Agli occhi del mondo l’impegno di Amro per la non violenza lo ha reso un portavoce di particolare rilievo e visibilità per il suo popolo. L’anno scorso ha ricevuto le visite di alcuni membri del Congresso americano e, pur essendo imminente la data originaria fissata per il suo processo, è andato in Belgio dove ha conosciuto il presidente del Parlamento europeo e ha preso la parola davanti all’assemblea dei parlamentari.

 

Esistono palestinesi che uccidono, che indossano giubbotti imbottiti di esplosivo per farsi saltare in aria, usano autobombe, aggrediscono a coltellate soldati e civili israeliani. Issa Amro non appartiene a questa categoria: al contrario, il suo impegno nei confronti del movimento che considera la resistenza non violenta l’unica strada percorribile per indurre un cambiamento duraturo, è la migliore speranza di pace per palestinesi e israeliani.

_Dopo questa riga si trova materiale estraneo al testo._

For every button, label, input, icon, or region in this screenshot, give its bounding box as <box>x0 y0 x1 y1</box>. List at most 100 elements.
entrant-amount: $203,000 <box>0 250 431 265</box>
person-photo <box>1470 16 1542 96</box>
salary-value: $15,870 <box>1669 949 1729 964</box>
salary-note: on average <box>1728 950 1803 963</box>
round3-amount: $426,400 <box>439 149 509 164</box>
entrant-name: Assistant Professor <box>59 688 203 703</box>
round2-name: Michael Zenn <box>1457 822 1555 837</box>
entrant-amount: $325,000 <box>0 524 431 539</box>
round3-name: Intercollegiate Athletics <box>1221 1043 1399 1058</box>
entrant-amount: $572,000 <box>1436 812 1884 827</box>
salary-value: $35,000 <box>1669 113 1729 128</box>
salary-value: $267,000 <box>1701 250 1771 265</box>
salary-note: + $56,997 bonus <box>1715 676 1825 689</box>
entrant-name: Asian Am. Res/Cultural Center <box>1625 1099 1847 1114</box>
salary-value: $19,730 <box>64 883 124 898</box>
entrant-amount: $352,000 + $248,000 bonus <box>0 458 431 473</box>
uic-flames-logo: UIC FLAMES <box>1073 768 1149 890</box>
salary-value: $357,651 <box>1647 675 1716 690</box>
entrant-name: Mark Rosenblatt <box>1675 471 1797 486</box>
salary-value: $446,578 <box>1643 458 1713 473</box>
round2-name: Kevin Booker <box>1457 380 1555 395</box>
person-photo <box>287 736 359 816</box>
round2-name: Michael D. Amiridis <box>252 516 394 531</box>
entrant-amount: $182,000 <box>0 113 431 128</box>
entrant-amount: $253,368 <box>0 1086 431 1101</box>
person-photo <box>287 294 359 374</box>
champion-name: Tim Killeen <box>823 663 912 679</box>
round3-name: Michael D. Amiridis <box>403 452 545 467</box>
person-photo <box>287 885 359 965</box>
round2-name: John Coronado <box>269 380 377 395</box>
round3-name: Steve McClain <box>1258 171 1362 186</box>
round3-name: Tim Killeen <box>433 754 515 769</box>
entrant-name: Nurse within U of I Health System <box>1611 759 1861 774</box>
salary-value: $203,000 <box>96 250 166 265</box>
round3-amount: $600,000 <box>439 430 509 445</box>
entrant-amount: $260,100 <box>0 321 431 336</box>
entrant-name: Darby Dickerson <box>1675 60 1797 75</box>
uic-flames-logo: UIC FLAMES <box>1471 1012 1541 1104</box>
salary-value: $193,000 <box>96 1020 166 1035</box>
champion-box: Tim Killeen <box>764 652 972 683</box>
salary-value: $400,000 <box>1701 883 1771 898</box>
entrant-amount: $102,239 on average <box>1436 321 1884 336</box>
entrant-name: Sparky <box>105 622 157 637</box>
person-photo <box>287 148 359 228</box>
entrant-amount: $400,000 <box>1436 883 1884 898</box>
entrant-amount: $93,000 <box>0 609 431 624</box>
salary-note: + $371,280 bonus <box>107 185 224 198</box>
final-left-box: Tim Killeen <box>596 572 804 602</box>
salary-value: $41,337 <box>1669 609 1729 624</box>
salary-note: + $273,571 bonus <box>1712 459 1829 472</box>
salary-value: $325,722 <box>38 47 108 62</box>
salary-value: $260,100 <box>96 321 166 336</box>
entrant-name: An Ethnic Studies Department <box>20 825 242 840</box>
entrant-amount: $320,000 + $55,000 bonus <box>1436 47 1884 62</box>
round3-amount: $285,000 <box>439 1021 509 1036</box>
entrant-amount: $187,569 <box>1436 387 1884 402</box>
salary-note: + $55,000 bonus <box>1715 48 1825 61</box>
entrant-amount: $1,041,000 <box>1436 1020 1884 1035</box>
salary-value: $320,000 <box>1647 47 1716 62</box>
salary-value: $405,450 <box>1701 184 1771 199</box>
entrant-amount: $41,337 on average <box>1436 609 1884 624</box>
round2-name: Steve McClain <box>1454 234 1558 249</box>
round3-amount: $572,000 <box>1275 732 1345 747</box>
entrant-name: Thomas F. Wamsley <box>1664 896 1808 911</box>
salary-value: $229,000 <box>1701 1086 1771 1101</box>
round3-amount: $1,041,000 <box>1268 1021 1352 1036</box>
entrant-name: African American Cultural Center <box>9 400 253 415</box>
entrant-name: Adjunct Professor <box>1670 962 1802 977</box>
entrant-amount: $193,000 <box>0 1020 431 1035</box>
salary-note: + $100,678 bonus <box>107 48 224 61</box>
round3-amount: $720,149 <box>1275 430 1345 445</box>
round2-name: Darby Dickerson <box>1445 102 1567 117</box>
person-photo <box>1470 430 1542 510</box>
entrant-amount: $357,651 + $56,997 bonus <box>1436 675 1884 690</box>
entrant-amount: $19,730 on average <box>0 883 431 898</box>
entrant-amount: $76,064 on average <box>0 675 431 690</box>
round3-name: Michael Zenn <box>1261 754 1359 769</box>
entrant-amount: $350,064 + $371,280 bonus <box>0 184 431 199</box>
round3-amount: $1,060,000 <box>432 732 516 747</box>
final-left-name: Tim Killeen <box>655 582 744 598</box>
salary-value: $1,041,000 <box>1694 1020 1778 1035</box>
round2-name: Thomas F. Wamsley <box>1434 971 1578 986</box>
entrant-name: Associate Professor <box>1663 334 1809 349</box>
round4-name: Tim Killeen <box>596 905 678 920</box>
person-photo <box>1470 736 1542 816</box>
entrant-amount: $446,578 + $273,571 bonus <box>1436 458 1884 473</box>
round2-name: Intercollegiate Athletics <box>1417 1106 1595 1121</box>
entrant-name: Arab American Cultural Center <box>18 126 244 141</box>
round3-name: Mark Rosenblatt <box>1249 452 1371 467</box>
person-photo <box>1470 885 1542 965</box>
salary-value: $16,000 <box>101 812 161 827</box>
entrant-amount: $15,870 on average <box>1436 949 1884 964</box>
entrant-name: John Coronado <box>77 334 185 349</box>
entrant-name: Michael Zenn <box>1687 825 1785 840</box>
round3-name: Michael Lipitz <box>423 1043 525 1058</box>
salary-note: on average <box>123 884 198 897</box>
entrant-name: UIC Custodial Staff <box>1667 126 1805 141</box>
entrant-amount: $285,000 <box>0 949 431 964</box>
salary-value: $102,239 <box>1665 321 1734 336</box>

Se Israele perseguita e persegue penalmente organizzatori comunitari come Amro, alla gioventù palestinese non resterà nessun modello al quale fare riferimento per capire come dissipare frustrazione e disperazione. Gli unici rimasti saranno come Mohammad Tarayreh, che il 30 giugno 2016 si è intrufolato nell’insediamento di Kiryat Arba alla periferia di Hebron, ha fatto irruzione nella camera da letto di Hallel Yaffa Ariel, una tredicenne israeliana, e l’ha pugnalata a morte. A furia di incatenare il pugno alzato della resistenza, lasceranno libera soltanto la mano che impugna il coltello.